Home » The Institute » News & Events » News » News Article

Unexpected cause of inherited color blindness identified

13. August 2015

Geneticists at the Institute for Ophthalmic Research have discovered a new causative gene for an inherited form of complete color blindness. This disease – also called Achromatopsia – is characterized by congenital loss of color vision, low vision and photophobia.

Title: “Mutations in the unfolded protein response regulator ATF6 cause the cone dysfunction disorder achromatopsia”
Published in Nature Genetics, DOI: 10.1038/ng.3319

Susanne Kohl

In the last 15 years, Susanne Kohl and Bernd Wissinger, together with their colleagues at the Institute for Ophthalmic Research, have already identified five genes (CNGA3, CNGB3, GNAT2, PDE6C and PDE6H) that can cause this rare disease. All these previously identified genes encode for proteins essential for phototransduction in cone photoreceptors. Thus, the association of the genetic defect with the visual disorder was self-evident.

Identifying the genetic cause of a disease is important, but do patients profit from such a discovery? - „One should not underestimate the importance of knowing the exact cause of an inherited disease to a patient and their families.“ Prof. Wissinger emphasizes,  "It is the final step to confirm a clinical diagnosis for in inherited disease. In addition, this knowledge enables exact genetic counseling within a family and may be the first step to develop new therapeutic approaches“.

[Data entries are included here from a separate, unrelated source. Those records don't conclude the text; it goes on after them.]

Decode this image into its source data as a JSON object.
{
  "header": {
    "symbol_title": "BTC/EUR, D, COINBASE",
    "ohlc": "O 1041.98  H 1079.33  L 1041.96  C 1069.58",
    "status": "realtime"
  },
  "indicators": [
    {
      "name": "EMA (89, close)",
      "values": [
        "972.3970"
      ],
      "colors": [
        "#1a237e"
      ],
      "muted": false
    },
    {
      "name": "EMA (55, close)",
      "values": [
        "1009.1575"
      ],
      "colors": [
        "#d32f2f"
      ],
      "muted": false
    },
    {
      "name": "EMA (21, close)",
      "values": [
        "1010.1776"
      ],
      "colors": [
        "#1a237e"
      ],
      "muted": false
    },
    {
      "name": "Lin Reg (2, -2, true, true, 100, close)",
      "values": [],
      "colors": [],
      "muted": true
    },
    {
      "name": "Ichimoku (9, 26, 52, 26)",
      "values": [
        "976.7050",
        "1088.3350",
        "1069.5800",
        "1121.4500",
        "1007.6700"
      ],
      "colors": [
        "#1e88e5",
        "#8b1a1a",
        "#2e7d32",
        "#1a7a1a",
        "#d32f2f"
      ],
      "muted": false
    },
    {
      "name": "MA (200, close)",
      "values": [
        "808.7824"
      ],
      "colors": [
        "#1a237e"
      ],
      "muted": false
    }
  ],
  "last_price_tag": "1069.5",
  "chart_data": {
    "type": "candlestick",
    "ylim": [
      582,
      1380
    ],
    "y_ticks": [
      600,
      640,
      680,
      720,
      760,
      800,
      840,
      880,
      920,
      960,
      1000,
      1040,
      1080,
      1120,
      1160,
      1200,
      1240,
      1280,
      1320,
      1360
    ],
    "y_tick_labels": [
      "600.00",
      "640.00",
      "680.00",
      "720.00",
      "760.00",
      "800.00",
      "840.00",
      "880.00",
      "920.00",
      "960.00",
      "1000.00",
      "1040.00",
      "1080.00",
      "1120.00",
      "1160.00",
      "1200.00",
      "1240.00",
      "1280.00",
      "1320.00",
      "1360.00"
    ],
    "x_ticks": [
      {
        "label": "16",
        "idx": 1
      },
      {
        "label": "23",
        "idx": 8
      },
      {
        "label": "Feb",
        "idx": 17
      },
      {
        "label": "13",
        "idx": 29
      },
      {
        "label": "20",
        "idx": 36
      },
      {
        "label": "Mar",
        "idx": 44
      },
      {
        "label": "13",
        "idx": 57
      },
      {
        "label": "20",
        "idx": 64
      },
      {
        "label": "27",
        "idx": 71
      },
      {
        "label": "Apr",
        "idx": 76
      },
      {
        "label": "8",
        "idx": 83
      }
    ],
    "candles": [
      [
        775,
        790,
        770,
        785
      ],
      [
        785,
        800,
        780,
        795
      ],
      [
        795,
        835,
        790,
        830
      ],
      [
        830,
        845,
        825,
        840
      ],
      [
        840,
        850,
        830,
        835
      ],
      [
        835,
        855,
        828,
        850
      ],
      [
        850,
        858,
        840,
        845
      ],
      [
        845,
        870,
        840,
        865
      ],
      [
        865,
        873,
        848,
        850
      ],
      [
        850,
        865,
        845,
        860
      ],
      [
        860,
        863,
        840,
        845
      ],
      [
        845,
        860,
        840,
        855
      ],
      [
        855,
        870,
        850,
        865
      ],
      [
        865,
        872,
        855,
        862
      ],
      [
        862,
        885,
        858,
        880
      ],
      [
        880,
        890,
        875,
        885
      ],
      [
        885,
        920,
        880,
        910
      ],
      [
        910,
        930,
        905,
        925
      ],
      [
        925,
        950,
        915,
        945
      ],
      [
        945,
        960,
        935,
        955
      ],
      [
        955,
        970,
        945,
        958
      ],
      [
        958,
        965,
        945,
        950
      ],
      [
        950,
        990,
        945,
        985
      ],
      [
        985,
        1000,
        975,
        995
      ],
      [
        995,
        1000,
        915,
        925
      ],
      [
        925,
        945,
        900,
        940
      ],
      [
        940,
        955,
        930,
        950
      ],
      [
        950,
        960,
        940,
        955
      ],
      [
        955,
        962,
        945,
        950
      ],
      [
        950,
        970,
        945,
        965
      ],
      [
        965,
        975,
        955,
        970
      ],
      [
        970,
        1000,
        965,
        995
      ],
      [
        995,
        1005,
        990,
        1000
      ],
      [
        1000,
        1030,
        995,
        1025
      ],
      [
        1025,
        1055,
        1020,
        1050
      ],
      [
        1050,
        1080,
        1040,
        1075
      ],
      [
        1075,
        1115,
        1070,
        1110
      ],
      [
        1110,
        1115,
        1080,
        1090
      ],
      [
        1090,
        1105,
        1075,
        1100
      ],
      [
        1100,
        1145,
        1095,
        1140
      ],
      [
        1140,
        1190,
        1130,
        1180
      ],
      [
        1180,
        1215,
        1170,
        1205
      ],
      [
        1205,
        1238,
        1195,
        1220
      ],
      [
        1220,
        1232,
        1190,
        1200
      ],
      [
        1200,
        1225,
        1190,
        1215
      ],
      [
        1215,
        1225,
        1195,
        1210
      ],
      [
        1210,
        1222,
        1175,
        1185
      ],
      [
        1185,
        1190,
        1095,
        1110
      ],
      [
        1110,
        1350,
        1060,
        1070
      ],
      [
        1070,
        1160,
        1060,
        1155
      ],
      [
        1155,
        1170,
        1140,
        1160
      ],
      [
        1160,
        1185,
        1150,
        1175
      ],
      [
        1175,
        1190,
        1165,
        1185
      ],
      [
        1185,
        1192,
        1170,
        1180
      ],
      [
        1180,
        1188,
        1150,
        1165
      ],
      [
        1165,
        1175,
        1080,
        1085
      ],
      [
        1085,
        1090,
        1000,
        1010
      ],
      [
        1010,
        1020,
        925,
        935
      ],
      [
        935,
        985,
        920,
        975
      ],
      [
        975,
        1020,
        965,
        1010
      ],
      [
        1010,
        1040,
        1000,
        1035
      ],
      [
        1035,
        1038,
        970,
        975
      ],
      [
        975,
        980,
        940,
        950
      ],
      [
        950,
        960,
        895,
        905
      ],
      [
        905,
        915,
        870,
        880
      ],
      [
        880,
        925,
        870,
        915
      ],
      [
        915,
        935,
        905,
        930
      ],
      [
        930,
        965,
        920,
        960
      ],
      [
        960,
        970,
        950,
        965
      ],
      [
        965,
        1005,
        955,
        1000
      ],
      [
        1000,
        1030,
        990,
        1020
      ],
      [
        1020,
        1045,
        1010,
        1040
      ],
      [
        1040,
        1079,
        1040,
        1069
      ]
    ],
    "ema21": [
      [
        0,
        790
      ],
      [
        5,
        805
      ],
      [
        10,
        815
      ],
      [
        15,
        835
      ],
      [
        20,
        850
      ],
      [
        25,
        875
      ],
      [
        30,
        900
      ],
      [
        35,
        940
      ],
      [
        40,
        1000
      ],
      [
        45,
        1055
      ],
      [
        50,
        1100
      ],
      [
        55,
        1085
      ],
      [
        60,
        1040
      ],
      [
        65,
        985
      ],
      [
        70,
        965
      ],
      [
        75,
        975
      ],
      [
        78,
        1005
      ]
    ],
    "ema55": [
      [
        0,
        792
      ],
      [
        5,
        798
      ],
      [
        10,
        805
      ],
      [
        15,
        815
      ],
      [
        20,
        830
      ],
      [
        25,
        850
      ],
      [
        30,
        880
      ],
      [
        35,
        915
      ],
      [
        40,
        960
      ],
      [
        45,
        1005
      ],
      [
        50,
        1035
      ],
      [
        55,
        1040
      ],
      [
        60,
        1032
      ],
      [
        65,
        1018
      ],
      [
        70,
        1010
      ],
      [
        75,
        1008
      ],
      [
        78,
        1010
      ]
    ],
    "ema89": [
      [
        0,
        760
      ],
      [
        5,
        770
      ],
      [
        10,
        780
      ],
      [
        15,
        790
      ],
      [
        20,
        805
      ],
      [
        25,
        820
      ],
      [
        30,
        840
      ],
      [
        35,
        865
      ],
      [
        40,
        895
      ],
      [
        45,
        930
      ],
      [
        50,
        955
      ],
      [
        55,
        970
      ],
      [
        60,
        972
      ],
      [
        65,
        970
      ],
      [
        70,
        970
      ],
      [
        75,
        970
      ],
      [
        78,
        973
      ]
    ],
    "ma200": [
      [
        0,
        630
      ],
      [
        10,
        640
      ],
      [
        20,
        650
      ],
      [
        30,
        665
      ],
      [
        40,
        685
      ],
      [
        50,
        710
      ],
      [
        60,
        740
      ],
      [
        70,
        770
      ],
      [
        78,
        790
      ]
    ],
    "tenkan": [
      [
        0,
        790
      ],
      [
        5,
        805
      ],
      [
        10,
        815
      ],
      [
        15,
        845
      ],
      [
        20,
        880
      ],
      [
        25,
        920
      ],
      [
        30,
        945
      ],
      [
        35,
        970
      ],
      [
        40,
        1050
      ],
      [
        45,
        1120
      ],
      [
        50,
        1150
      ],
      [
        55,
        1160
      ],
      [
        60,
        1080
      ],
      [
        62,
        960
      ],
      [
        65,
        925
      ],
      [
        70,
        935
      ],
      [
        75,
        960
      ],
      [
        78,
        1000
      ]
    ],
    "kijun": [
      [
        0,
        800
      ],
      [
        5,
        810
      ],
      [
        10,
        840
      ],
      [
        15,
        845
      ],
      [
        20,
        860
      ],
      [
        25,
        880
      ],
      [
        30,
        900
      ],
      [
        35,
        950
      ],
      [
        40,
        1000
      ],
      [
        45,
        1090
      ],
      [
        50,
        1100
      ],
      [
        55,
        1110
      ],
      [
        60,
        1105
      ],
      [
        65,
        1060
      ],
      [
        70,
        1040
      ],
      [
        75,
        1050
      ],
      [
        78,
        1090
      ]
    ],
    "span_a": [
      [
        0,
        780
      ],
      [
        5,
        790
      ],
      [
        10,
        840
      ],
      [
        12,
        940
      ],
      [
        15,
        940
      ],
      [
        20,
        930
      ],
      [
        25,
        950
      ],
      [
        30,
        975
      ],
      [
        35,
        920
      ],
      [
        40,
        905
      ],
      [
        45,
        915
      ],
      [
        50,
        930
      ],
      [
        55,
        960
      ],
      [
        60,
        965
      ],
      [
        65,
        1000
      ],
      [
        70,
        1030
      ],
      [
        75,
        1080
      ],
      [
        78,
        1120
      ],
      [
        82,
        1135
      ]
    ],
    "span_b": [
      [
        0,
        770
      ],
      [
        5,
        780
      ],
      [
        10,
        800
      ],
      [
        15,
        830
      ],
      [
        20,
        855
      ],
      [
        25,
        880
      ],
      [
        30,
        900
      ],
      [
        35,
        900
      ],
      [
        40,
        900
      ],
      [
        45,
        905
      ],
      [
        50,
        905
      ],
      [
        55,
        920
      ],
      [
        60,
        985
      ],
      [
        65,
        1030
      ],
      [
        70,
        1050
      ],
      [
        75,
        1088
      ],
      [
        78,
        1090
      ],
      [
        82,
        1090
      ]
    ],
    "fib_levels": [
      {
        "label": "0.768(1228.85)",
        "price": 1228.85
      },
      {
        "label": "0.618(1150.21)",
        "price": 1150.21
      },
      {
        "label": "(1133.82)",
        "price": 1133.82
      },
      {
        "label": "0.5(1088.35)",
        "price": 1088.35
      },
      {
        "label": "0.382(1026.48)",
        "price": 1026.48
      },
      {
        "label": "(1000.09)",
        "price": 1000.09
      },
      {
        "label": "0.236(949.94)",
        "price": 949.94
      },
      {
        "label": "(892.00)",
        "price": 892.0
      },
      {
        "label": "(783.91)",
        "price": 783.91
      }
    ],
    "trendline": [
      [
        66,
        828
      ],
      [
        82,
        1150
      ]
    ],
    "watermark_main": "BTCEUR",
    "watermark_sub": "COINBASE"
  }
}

The new gene that was now identified – ATF6 – does not fit into this scheme: ATF6 is expressed in every cell of the human body, and is known to acts as a sensor for ER stress, i.e. the accumulation of misfolded protein in the endoplasmatic reticulum. ATF6 is capable to sense this insult and trigger one of three known signaling pathways that counteract ER stress (i.e. to drive Unfolded Protein Response). This was state-of-knowledge thus far. The finding that a genetic defect in ATF6 results in an ocular only disorder like Achromatopsia, hereby exclusively affecting cone photoreceptors, is absolutely unexpected and surprising.

The Tübingen group profited from in-house expertise (Prof. Zrenners group: Clinical characterization of patients and Prof. Seeligers group: In vivo characterization of mouse models) and intense long-term collaborations with numerous clinical experts in the field of inherited retinal disease throughout Europe and North America. In addition, a productive cooperation with the groups of Jonathan Lin (UCSD) and Randal Kaufman (Sanford Burnham), both of them experts on ER stress and ATF6 biology, was established.

„Genetic defects and mutations in ATF6 account for only a small proportion of Achromatopsia patients, but they provide evidence for a complete new and unexpected disease mechanism underlying this rare cone photoreceptor disorder“, Susanne Kohl explains the importance of their results. An article describing these findings is currently published in the renowned journal „Nature Genetics“, a world-leading scientific journal for genetic studies.